–Me gusta el departamento del primer piso, pero preferiría algo más arriba. El conserje me dijo que el departamento 17 está deshabitado.
Don Eulalio me dirigió una mirada severa, como la que se le hace a un menor cuando dice una tontería, y me dijo:
–Imposible. Hay gente que lo renta, aunque no lo habiten.
–¿Y se puede saber quiénes son? Tal vez yo logre negociar con ellos…
El casero comenzó a impacientarse.
–Olvídelo. La discreción es una parte importante en este negocio. Lo único que le puedo decir es que de algún modo lo utilizan… Creo que como bodega.
Estreché su mano, le dije que pronto tomaría una decisión respecto al departamento en renta y salí de la inmobiliaria, convencido de que no me iría de Guanajuato hasta que consiguiera entrar al departamento 17.
Entrar fue fácil. Lo difícil fue comprender lo que ahí encontré. Regresé al edificio al día siguiente y le pedí al conserje que me mostrara de nuevo el departamento del primer piso, “para salir de dudas”. Tras abrirme la puerta, un billete lo convenció de que me dejara a solas. Necesitaba “sentir el espacio como si ya fuera a vivir ahí”. El conserje tomó el dinero –en este país hasta la caja de Pandora se abre con billetes– y me dijo que regresaba en veinte minutos. En cuanto se retiró, salí del lugar y subí hasta la cuarta planta, donde se encontraba el departamento 17. El instinto –aunque a la distancia puedo decir que más bien fue una especie de llamado – me hizo poner la mano en la perilla y girarla. La puerta se abrió sin más y yo entré, aunque ahora sé que uno debe desconfiar de todas las cosas que se abren fácilmente, sobre todo si se trata de puertas. El departamento estaba vacío. Lo único que había era un librero de madera empotrado en una de las paredes de la estancia. Estaba lleno de libros y era de forma ovalada. Tras asegurarme de que no había nadie en los otros cuartos, inspeccioné su contenido. Albergaba sólo volúmenes de poesía. Lo más extraño era que en la primera página de todos los libros estaba escrita la misma frase:
Amaranta:
Una llave para la puerta,
un ojo para la tuerta.
No era la letra de la misma persona. En cada libro la frase estaba rubricada por quien la había escrito, y se agregaban la fecha y el lugar desde el que había sido enviado al departamento 17. Las fechas abarcaban los dos últimos años y los lugares distintas partes de la República: lo mismo Tijuana que San Luis Potosí o Chiapas. Algunas personas repetían, entre ellos mi hermano. Aquel lugar no estaba tan solo como me habían asegurado. Alguien, al menos, había estado ahí para recibir y acomodar los libros. Y ese alguien tenía que ser Amaranta.

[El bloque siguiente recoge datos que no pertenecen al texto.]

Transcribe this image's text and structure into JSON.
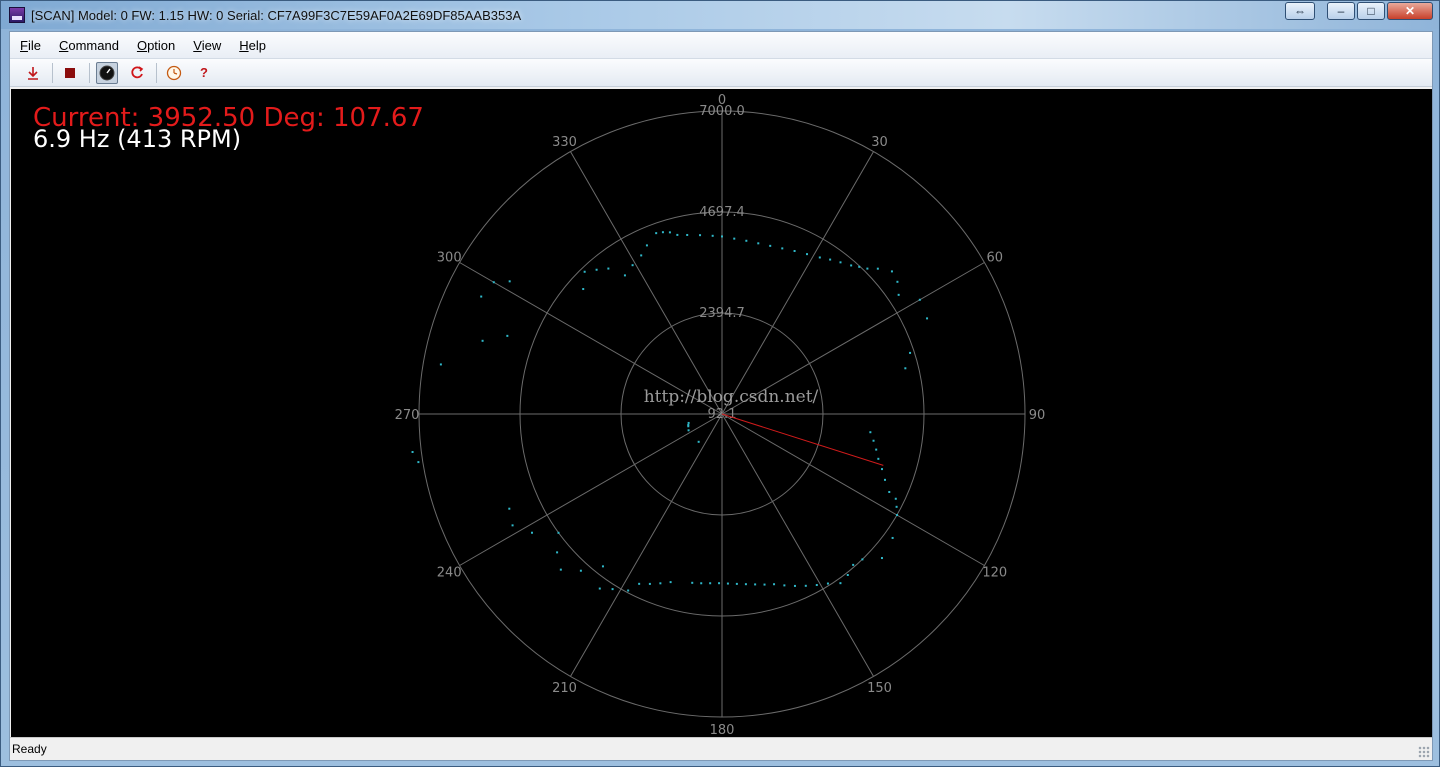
{
  "window": {
    "title": "[SCAN] Model: 0 FW: 1.15 HW: 0 Serial: CF7A99F3C7E59AF0A2E69DF85AAB353A",
    "buttons": {
      "extra": "⇔",
      "minimize": "–",
      "maximize": "□",
      "close": "✕"
    }
  },
  "menu": [
    {
      "key": "F",
      "rest": "ile"
    },
    {
      "key": "C",
      "rest": "ommand"
    },
    {
      "key": "O",
      "rest": "ption"
    },
    {
      "key": "V",
      "rest": "iew"
    },
    {
      "key": "H",
      "rest": "elp"
    }
  ],
  "toolbar": {
    "icons": [
      "download-icon",
      "stop-icon",
      "gauge-icon",
      "refresh-icon",
      "clock-icon",
      "help-icon"
    ],
    "help_glyph": "?"
  },
  "overlay": {
    "current": "Current: 3952.50 Deg: 107.67",
    "frequency": "6.9 Hz (413 RPM)"
  },
  "watermark": "http://blog.csdn.net/",
  "status": "Ready",
  "colors": {
    "current": "#e31b1b",
    "points": "#2fb8c9",
    "grid": "#6b6b6b",
    "labels": "#8a8a8a",
    "needle": "#d01b1b"
  },
  "chart_data": {
    "type": "scatter",
    "projection": "polar",
    "angle_direction": "clockwise",
    "angle_zero": "top",
    "angle_labels": [
      "0",
      "30",
      "60",
      "90",
      "120",
      "150",
      "180",
      "210",
      "240",
      "270",
      "300",
      "330"
    ],
    "radius_labels": [
      "92.1",
      "2394.7",
      "4697.4",
      "7000.0"
    ],
    "radius_range": [
      92.1,
      7000.0
    ],
    "current": {
      "angle_deg": 107.67,
      "distance": 3952.5
    },
    "points": [
      [
        -14,
        4300
      ],
      [
        -11,
        4250
      ],
      [
        -7,
        4200
      ],
      [
        -3,
        4160
      ],
      [
        0,
        4140
      ],
      [
        4,
        4100
      ],
      [
        8,
        4080
      ],
      [
        12,
        4070
      ],
      [
        16,
        4080
      ],
      [
        20,
        4110
      ],
      [
        24,
        4160
      ],
      [
        28,
        4220
      ],
      [
        32,
        4300
      ],
      [
        35,
        4390
      ],
      [
        38,
        4480
      ],
      [
        41,
        4580
      ],
      [
        43,
        4680
      ],
      [
        45,
        4780
      ],
      [
        -16,
        4400
      ],
      [
        -18,
        4450
      ],
      [
        -20,
        4480
      ],
      [
        -24,
        4300
      ],
      [
        -27,
        4150
      ],
      [
        -31,
        4050
      ],
      [
        -35,
        3950
      ],
      [
        -38,
        4300
      ],
      [
        -41,
        4450
      ],
      [
        -44,
        4600
      ],
      [
        -48,
        4350
      ],
      [
        -58,
        5800
      ],
      [
        -60,
        6100
      ],
      [
        -64,
        6200
      ],
      [
        -70,
        5300
      ],
      [
        -73,
        5800
      ],
      [
        -80,
        6600
      ],
      [
        -97,
        7200
      ],
      [
        -99,
        7100
      ],
      [
        47,
        4950
      ],
      [
        50,
        5150
      ],
      [
        53,
        5100
      ],
      [
        56,
        4950
      ],
      [
        60,
        5300
      ],
      [
        65,
        5250
      ],
      [
        72,
        4600
      ],
      [
        76,
        4400
      ],
      [
        97,
        3500
      ],
      [
        100,
        3600
      ],
      [
        103,
        3700
      ],
      [
        106,
        3800
      ],
      [
        109,
        3950
      ],
      [
        112,
        4100
      ],
      [
        115,
        4300
      ],
      [
        116,
        4500
      ],
      [
        118,
        4600
      ],
      [
        120,
        4700
      ],
      [
        126,
        4900
      ],
      [
        132,
        5000
      ],
      [
        136,
        4700
      ],
      [
        139,
        4650
      ],
      [
        142,
        4750
      ],
      [
        145,
        4800
      ],
      [
        148,
        4650
      ],
      [
        151,
        4550
      ],
      [
        154,
        4450
      ],
      [
        157,
        4350
      ],
      [
        160,
        4250
      ],
      [
        163,
        4150
      ],
      [
        166,
        4100
      ],
      [
        169,
        4050
      ],
      [
        172,
        4010
      ],
      [
        175,
        3980
      ],
      [
        178,
        3960
      ],
      [
        181,
        3950
      ],
      [
        184,
        3960
      ],
      [
        187,
        3980
      ],
      [
        190,
        4000
      ],
      [
        197,
        4100
      ],
      [
        200,
        4200
      ],
      [
        203,
        4300
      ],
      [
        206,
        4400
      ],
      [
        208,
        4650
      ],
      [
        212,
        4800
      ],
      [
        215,
        4950
      ],
      [
        218,
        4500
      ],
      [
        222,
        4900
      ],
      [
        226,
        5200
      ],
      [
        230,
        5000
      ],
      [
        234,
        4700
      ],
      [
        238,
        5200
      ],
      [
        242,
        5500
      ],
      [
        246,
        5400
      ],
      [
        -105,
        880
      ],
      [
        -108,
        900
      ],
      [
        -110,
        910
      ],
      [
        -116,
        940
      ],
      [
        -140,
        920
      ]
    ]
  }
}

Salí del departamento y abandoné el edificio ante la sorpresa del conserje. No me importó; ahora tenía otro objetivo: Estafeta. Fui a la oficina que tenían en el centro y hablé con el encargado. Deslicé otro billete y le dije que lo único que quería saber era quién recibía los paquetes en la dirección del departamento 17. Mandó llamar a un muchacho de cabeza rapada, responsable de las entregas en aquella zona de la ciudad, y nos dejó a solas.
–Siempre abre una ñora –dijo mientras mordía una torta con displicencia.
–¿Se llama Amaranta?
–Sepa –subió y bajó los hombros para reforzar su respuesta.
–Una última cosa: ¿es tuerta?
El joven dejó de masticar y me miró con recelo.
–Nel … esa ñora tiene ojos bien bonitos.
El encargado lo llamó desde el otro lado del local y le mostró los paquetes que tenía pendientes. Lo entendí más como una señal para mí: era hora de irme con mis preguntas absurdas a otro lado.
Cuando salí del local, un hombre de chamarra negra me abordó y me mostró una identificación que sacó de su cartera: Samuel Luján, detective privado.
–Tenemos que hablar –dijo mientras encendía un cigarro–. Me parece que ambos buscamos a la misma mujer.
Nos metimos a un café cercano. Me contó que había sido contratado por el esposo de Amaranta, un rico empresario de la industria del calzado, quien sospechaba de la conducta esquiva de su mujer. Justo el día que comenzó a seguirla, desapareció. El último lugar en el que la vio fue en el edificio del departamento 17.
–Entró y nunca salió de ahí –hizo una pausa dramática que aprovechó para darle un largo sorbo a su taza de café–. Al menos no por la puerta del frente…
–¿Hace cuánto de eso?
–Tres meses.
Samuel encendió un nuevo cigarro. Después me miró a los ojos.
–¿Y tú qué chingados pintas en todo esto?
Su tono amable había quedado atrás. Decidí relatarle todo, desde la muerte de Pablo hasta el solitario librero del departamento 17.